These are chat archives for FreeCodeCamp/DataScience
discussion on how we can use statistical methods to measure and improve the efficacy of http://freeCodeCamp.com
shivakrishna9 sends brownie points to @mesmoiron :sparkles: :thumbsup: :sparkles:
Additionally to what @mesmoiron I would suggest to pick a standard known library, specially if you are new. NLTK for python is a very popular one and it is extensively documented. NLTK combines very well with scikit-learn but you can also try other libraries. Don't go to far than a few known libraries if you are using python though (not Theano, TensorFlow, etc) unless you want to rather try neural networks, which it might be an overkill for most of sentiment analyses.
In the case of R, you should find one or two packages, more difficult to choose IMO. If you are not sure what to use, one thing I would suggest is to identify projects in kaggle that focus on sentiment analysis and check what people use for R.
Pick what you feel more comfortable. I am using python (3.x).
R and python (nltk) could rely each on different shipped corpa (which might not be enough for good results), and algos could be a bit different, so results using each could be also different.
Depending on level of accuracy you want to reach, corpa as well as data size are both the key.
evaristoc sends brownie points to @rudolphh :sparkles: :thumbsup: :sparkles:
For those interested in the text mining / information retrieval aspect of ML and DS, I am going through the Specialization in Data Mining (Coursera) by the University of Illinois. Good, although heavy (doing 4 courses simultaneously) and very much theoretical. Also focused on the basics and the less fancy but effective methods for some of the information retrieval problems. I already have relevant theoretical/practical background in several of the topics so that helps.
And if someone has problems downloading videos, etc from the new coursera format, let me know to advice you a simple hack.

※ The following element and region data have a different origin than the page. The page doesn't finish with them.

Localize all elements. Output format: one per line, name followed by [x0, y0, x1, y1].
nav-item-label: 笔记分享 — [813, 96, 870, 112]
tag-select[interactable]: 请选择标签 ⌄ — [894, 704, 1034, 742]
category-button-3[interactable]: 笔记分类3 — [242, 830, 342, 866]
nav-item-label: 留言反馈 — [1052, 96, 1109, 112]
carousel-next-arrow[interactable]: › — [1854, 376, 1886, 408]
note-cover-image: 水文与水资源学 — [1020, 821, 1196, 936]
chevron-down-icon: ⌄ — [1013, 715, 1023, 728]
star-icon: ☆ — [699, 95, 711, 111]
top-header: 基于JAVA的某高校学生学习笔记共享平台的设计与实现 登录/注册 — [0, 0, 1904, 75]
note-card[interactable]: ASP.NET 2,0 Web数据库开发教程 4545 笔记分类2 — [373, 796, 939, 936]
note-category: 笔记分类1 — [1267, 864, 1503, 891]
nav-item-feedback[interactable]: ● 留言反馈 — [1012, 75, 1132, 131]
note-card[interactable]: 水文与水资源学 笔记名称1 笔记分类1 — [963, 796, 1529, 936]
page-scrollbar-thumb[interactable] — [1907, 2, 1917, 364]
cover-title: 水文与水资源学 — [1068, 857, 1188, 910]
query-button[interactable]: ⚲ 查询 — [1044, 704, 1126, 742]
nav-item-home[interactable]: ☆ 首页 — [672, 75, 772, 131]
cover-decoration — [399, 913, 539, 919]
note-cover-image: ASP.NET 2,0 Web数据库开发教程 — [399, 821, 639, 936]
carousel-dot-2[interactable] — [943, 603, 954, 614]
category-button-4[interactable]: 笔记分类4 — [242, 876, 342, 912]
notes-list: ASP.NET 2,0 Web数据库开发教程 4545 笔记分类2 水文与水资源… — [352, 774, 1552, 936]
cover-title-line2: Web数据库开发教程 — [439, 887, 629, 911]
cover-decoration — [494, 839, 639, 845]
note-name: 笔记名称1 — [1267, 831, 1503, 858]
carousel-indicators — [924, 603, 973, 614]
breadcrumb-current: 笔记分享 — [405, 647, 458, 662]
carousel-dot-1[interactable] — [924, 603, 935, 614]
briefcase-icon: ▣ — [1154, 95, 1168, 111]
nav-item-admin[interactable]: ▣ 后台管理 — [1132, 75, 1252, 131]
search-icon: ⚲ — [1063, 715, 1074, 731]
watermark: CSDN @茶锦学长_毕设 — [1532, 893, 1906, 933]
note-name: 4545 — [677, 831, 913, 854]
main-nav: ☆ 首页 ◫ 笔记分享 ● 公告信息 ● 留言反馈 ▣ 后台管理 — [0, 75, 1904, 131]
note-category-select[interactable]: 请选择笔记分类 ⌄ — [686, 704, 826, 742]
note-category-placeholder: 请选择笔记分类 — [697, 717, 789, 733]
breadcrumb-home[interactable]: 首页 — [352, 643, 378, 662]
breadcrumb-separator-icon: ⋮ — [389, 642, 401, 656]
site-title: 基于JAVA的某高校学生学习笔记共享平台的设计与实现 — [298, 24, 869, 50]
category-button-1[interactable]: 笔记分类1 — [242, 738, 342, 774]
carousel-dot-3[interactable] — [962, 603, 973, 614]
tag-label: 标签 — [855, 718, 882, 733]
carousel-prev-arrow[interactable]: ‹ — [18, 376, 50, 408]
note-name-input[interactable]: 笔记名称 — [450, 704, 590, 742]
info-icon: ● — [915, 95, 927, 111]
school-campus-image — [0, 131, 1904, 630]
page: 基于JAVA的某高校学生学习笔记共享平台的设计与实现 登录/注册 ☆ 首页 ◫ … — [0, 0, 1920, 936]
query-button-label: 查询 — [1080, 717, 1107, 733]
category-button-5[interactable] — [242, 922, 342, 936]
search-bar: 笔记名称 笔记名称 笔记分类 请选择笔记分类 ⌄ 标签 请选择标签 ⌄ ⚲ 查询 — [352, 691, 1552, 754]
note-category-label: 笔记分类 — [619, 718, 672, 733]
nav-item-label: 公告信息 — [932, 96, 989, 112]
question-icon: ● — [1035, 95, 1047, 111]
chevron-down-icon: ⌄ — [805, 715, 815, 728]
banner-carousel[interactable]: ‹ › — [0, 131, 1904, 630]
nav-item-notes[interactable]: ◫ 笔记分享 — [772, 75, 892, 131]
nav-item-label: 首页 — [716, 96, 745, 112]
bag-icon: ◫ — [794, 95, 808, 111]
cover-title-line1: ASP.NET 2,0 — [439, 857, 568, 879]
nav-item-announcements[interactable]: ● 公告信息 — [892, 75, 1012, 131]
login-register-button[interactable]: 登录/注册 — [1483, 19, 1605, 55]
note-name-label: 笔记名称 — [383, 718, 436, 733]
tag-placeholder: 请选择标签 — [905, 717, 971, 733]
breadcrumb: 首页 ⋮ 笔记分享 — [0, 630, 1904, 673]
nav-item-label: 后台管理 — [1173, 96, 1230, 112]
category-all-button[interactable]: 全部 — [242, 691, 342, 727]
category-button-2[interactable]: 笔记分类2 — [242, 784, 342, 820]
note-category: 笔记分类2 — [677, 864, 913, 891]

Just to keep this one around... https://www.quora.com/Can-scikit-learn-be-used-to-build-a-recommendation-system
If you read the link you will find a post about a project in a Data Science Bootcamp. I like that exercise. I have so far implemented very simple projects having that kind of implementations in mind, mostly having FCC users as beneficiaries...
jayvora92 sends brownie points to @evaristoc :sparkles: :thumbsup: :sparkles:
Your challenge is to perform basic analytics on the server log file, provide useful metrics, and implement basic security measures.
The desired features are described below:
List the top 10 most active host/IP addresses that have accessed the site.
Identify the 10 resources that consume the most bandwidth on the site
List the top 10 busiest (or most frequently visited) 60-minute periods
Detect patterns of three failed login attempts from the same IP address over 20 seconds so that all further attempts to the site can be blocked for 5 minutes. Log those possible security breaches.